Schulterkranke 100-Kilo-Schildkröte soll nun eine Gehhilfe bekommen

Gelsenkirchen - Seit Wochen trainiert die schulterkranke 100-Kilo-Schildkröte Helmuth im Gelsenkirchener Zoo die Beinmuskeln mit einem Rollbrett, um das Laufen nicht zu verlernen. Jetzt gibt es für das Tier vielleicht eine noch bessere Lösung.

Helmuth wird von zwei Tierpflegern auf ihr Rollbrett gehoben. Die Schildkröte wiegt rund 100 Kilogramm.
Helmuth wird von zwei Tierpflegern auf ihr Rollbrett gehoben. Die Schildkröte wiegt rund 100 Kilogramm.  © Roland Weihrauch/dpa

"Bei uns haben sich unabhängig voneinander mehrere Orthopädie-Techniker gemeldet, die eine Gehhilfe für Helmuth bauen wollen", berichtet die Tierärztin der "Zoom-Erlebniswelt", Judith Wabnitz, der Deutschen Presse-Agentur.
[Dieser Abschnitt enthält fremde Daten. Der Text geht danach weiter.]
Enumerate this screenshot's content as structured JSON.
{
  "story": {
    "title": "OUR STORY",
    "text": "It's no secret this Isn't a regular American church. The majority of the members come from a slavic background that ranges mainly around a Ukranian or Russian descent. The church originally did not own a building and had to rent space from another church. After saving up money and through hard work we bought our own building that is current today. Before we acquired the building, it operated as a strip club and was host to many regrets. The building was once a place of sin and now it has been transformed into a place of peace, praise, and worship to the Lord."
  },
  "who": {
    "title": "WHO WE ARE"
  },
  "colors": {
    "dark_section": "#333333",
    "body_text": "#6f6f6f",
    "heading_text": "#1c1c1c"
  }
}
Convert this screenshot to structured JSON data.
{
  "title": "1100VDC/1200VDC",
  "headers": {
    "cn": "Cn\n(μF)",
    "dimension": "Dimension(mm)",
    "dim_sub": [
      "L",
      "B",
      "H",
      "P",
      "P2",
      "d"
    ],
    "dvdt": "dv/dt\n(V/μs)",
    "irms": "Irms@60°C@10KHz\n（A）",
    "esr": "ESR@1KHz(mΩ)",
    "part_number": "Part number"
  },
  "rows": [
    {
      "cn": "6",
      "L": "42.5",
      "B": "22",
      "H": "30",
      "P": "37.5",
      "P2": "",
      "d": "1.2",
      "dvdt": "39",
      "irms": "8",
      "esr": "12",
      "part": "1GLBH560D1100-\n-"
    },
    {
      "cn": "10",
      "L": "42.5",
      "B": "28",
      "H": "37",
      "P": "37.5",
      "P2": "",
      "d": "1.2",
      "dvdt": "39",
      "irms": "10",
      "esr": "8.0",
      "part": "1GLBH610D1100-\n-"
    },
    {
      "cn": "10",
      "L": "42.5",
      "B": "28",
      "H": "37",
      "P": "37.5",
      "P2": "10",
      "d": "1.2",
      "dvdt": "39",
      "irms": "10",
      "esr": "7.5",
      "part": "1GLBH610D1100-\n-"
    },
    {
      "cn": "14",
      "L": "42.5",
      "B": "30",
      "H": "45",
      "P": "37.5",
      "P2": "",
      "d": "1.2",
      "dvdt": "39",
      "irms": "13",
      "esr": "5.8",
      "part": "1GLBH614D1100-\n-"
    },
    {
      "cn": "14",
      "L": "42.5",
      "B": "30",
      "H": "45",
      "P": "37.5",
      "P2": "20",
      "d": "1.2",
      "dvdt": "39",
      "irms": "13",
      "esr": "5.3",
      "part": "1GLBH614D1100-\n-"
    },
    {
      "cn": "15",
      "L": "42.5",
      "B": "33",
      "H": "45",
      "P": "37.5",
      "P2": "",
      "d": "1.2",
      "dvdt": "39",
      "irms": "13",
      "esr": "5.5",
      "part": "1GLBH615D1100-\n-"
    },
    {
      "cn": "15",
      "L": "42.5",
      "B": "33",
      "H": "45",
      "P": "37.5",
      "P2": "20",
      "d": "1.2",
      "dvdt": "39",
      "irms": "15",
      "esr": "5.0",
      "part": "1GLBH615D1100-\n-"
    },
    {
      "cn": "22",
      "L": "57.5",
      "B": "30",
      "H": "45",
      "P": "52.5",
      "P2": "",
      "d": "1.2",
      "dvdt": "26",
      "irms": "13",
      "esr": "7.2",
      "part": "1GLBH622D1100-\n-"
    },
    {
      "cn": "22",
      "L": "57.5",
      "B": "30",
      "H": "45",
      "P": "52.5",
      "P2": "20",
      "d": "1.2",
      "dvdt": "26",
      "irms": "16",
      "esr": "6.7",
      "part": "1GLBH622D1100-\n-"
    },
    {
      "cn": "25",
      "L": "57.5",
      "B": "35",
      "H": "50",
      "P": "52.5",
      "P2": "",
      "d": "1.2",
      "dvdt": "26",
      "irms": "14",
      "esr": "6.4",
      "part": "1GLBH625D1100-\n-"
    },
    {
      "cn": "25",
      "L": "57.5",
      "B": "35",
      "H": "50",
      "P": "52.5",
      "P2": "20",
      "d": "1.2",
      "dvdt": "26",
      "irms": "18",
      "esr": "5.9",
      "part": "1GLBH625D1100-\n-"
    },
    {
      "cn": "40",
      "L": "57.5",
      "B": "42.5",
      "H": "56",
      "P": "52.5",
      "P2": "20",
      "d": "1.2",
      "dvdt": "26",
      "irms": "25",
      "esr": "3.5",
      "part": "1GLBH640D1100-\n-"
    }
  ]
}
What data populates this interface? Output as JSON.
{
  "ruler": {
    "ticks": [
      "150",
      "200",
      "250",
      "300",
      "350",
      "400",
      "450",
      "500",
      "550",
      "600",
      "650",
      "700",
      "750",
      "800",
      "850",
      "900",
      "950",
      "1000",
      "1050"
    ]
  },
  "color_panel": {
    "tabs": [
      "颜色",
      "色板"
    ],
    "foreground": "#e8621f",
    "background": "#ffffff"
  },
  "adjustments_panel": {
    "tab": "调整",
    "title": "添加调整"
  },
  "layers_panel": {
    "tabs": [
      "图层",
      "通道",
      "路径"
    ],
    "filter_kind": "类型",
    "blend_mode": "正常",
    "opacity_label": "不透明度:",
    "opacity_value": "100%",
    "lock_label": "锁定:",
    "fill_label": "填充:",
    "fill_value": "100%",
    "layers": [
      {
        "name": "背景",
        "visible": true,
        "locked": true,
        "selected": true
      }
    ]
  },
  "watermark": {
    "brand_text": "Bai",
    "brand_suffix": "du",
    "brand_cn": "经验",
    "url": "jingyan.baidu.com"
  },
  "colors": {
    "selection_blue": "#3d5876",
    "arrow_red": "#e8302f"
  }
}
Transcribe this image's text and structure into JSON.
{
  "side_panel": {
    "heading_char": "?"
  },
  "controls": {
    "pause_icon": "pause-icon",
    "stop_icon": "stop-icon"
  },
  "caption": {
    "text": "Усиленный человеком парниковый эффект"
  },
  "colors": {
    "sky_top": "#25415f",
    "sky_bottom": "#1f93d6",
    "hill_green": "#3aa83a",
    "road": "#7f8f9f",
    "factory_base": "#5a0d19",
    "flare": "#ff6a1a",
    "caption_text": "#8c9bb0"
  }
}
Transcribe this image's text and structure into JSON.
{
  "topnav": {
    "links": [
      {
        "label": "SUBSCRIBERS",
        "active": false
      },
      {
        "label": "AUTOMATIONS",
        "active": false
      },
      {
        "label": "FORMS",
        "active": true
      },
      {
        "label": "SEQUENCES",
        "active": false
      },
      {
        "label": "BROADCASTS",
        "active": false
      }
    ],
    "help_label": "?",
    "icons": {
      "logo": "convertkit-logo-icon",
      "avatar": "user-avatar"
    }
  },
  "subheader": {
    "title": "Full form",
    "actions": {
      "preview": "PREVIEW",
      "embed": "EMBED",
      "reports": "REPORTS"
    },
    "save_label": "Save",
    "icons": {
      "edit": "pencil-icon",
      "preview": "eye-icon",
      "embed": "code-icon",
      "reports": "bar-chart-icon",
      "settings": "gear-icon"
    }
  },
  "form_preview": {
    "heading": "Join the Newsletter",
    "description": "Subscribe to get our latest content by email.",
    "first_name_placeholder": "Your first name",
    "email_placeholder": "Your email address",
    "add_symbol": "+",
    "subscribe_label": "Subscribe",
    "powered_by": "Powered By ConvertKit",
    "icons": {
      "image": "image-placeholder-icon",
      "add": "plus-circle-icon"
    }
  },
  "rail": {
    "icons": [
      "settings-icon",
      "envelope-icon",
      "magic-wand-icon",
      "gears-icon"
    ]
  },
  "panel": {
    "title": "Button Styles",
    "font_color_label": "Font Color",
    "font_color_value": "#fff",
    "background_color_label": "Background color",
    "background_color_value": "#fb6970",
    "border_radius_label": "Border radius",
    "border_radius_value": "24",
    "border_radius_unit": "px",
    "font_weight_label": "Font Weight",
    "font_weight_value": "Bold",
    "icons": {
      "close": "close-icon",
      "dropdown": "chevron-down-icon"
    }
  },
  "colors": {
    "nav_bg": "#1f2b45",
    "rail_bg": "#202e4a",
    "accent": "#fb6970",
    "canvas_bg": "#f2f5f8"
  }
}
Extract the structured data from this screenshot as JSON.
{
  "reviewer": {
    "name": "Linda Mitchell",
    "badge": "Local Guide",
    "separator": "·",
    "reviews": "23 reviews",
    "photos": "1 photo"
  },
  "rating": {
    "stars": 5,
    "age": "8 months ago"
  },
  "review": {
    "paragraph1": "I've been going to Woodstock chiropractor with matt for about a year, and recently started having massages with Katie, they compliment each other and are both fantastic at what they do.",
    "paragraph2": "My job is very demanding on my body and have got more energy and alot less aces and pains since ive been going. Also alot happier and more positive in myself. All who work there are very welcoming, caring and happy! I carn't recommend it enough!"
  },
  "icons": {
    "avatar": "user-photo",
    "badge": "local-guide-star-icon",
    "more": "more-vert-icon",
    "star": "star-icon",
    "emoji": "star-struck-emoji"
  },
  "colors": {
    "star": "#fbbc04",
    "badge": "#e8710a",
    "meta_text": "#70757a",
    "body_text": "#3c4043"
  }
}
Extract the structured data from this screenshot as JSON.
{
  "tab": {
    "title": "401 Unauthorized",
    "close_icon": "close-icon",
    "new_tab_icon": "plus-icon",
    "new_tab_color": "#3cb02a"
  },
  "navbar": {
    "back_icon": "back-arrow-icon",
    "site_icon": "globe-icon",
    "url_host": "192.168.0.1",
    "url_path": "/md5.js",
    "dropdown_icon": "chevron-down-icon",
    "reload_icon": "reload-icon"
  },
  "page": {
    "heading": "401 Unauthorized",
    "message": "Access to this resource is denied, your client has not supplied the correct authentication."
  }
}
Wie diese Gehhilfe genau aussehen werde, sei noch unklar. Jedenfalls solle Helmuth damit wieder mit eigener Kraft auch ins Schildkröten-Außengehege des Zoos laufen können. "Das wird eine Outdoor-Lösung", sagt Wabnitz. Demnächst sollten bei dem Tier Abdrücke genommen werden, berichtete die Revierleiterin und Schildkröten-Tierpflegerin Martina Ernst. Ziel sei es, dass Helmuth langfristig irgendwann auf sein "Skateboard" ganz verzichten könne.

Die große Spornschildkröte hatte Ende Januar nicht mehr richtig gefressen und sich zunehmend von ihren Pflegern zurückgezogen. Offenbar litt sie an Schmerzen, erzählt Ernst.

Helmuth war in einer Tierklinik in Telgte im Münsterland im Computertomographen untersucht worden. Nur so konnten die Ärzte den dicken Panzer durchleuchten. Die Untersuchung in der Röhre brachte die Diagnose Schulterarthritis - eine schmerzhafte Erkrankung, bei der sich die Knochensubstanz verändert.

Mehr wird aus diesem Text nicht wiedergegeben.